1 Een onderwijzing van David, voor den opperzangmeester, op de Neginoth; Als de Zifieten gekomen waren, en tot Saul gezegd hadden: Verbergt zich David niet bij ons? O God! verlos mij door Uw Naam, en doe mij recht door Uw macht.
Oh ʼElohim, sálvame por tu Nombre, Y defiéndeme con tu poder.
2 O God! hoor mijn gebed; neig de oren tot de redenen mijns monds.
Oh ʼElohim, escucha mi oración. Escucha las palabras de mi boca.
3 Want vreemden staan tegen mij op, en tirannen zoeken mijn ziel; zij stellen God niet voor hun ogen. (Sela)
Porque extraños se levantaron contra mí, Y hombres violentos buscan mi vida.
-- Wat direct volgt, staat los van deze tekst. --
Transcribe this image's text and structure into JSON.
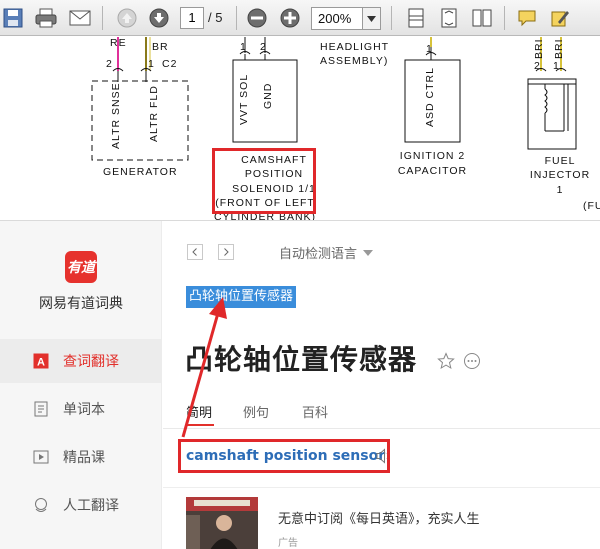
{
  "pdf_viewer": {
    "toolbar": {
      "page_current": "1",
      "page_total": "/ 5",
      "zoom": "200%"
    },
    "schematic": {
      "wire_labels": {
        "red": "RE",
        "brn_left": "BR",
        "c2": "C2",
        "pin2_left": "2",
        "pin1_left": "1",
        "vvt_pin1": "1",
        "vvt_pin2": "2",
        "asd_pin": "1",
        "inj_pin2": "2",
        "inj_pin1": "1",
        "brn_inj1": "BRI",
        "brn_inj2": "BRI"
      },
      "generator": {
        "altr_snse": "ALTR SNSE",
        "altr_fld": "ALTR FLD",
        "label": "GENERATOR"
      },
      "vvt": {
        "vvt_sol": "VVT SOL",
        "gnd": "GND"
      },
      "camshaft_label": [
        "CAMSHAFT",
        "POSITION",
        "SOLENOID 1/1",
        "(FRONT OF LEFT",
        "CYLINDER BANK)"
      ],
      "headlight": [
        "HEADLIGHT",
        "ASSEMBLY)"
      ],
      "ignition": {
        "asd_ctrl": "ASD CTRL",
        "label": [
          "IGNITION 2",
          "CAPACITOR"
        ]
      },
      "fuel_injector": [
        "FUEL",
        "INJECTOR",
        "1"
      ],
      "edge_text": "(FU"
    }
  },
  "youdao": {
    "logo_text": "有道",
    "app_name": "网易有道词典",
    "nav": [
      {
        "label": "查词翻译",
        "icon": "translate-icon",
        "active": true
      },
      {
        "label": "单词本",
        "icon": "wordbook-icon",
        "active": false
      },
      {
        "label": "精品课",
        "icon": "course-icon",
        "active": false
      },
      {
        "label": "人工翻译",
        "icon": "human-translate-icon",
        "active": false
      }
    ],
    "language_select": "自动检测语言",
    "query_text": "凸轮轴位置传感器",
    "headword": "凸轮轴位置传感器",
    "tabs": [
      "简明",
      "例句",
      "百科"
    ],
    "translation": "camshaft position sensor",
    "ad": {
      "text": "无意中订阅《每日英语》，充实人生",
      "label": "广告"
    },
    "colors": {
      "brand_red": "#e6322d",
      "highlight_blue": "#3a8ddb",
      "translation_blue": "#2d6db7",
      "annotation_red": "#e0282a"
    }
  }
}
No colocaron a ʼElohim delante de ellos. (Selah)
4 Ziet, God is mij een Helper; de Heere is onder degenen, die mijn ziel ondersteunen.
Ciertamente ʼElohim es el que me ayuda. ʼAdonay es Quien sostiene mi vida.
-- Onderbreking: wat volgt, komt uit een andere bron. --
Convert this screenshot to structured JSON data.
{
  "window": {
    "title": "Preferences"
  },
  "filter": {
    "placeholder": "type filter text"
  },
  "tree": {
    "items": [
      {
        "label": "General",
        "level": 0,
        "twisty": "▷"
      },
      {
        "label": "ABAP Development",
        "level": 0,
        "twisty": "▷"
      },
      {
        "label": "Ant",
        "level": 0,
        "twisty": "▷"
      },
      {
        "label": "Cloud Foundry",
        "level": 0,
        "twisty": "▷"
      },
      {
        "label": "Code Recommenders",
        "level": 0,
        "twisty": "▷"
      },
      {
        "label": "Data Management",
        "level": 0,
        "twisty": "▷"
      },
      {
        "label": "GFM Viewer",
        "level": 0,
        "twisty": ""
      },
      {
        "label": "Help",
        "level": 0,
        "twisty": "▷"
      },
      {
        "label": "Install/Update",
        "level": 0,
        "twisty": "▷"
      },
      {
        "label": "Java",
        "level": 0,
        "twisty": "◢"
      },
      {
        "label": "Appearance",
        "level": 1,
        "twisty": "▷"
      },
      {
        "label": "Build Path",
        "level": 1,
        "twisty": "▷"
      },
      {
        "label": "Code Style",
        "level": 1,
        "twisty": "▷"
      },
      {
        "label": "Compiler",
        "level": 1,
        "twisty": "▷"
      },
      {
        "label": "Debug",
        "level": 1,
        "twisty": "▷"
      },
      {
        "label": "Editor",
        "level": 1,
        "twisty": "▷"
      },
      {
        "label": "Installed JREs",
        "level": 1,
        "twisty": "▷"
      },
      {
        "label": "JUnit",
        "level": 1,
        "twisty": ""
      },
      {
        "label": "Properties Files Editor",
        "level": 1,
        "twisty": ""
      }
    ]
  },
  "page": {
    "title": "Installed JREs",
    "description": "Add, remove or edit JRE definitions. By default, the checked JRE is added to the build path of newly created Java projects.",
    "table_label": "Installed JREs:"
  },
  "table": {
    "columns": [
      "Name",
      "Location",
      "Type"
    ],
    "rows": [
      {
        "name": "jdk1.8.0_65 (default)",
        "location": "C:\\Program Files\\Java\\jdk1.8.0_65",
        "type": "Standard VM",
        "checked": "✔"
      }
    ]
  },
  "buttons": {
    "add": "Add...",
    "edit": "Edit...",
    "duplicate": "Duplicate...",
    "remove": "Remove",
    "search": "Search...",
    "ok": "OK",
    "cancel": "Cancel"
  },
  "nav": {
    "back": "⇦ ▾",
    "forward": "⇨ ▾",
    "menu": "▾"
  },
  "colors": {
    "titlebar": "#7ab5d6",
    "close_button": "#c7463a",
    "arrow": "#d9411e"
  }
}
5 Hij zal dit kwaad mijn verspieders vergelden; roei hen uit door Uw waarheid.
Él hace volver el mal contra mis enemigos. Por tu fidelidad, destrúyelos.
6 Ik zal U met vrijwilligheid offeren; ik zal Uw Naam, o HEERE! loven, want Hij is goed.
Voluntariamente te ofreceré sacrificio. Oh Yavé, daré gracias a tu Nombre Porque es bueno,
7 Want Hij heeft mij gered uit alle benauwdheid; en mijn oog heeft gezien op mijn vijanden.
Porque me libraste de toda angustia Y mis ojos vieron la ruina de mis enemigos.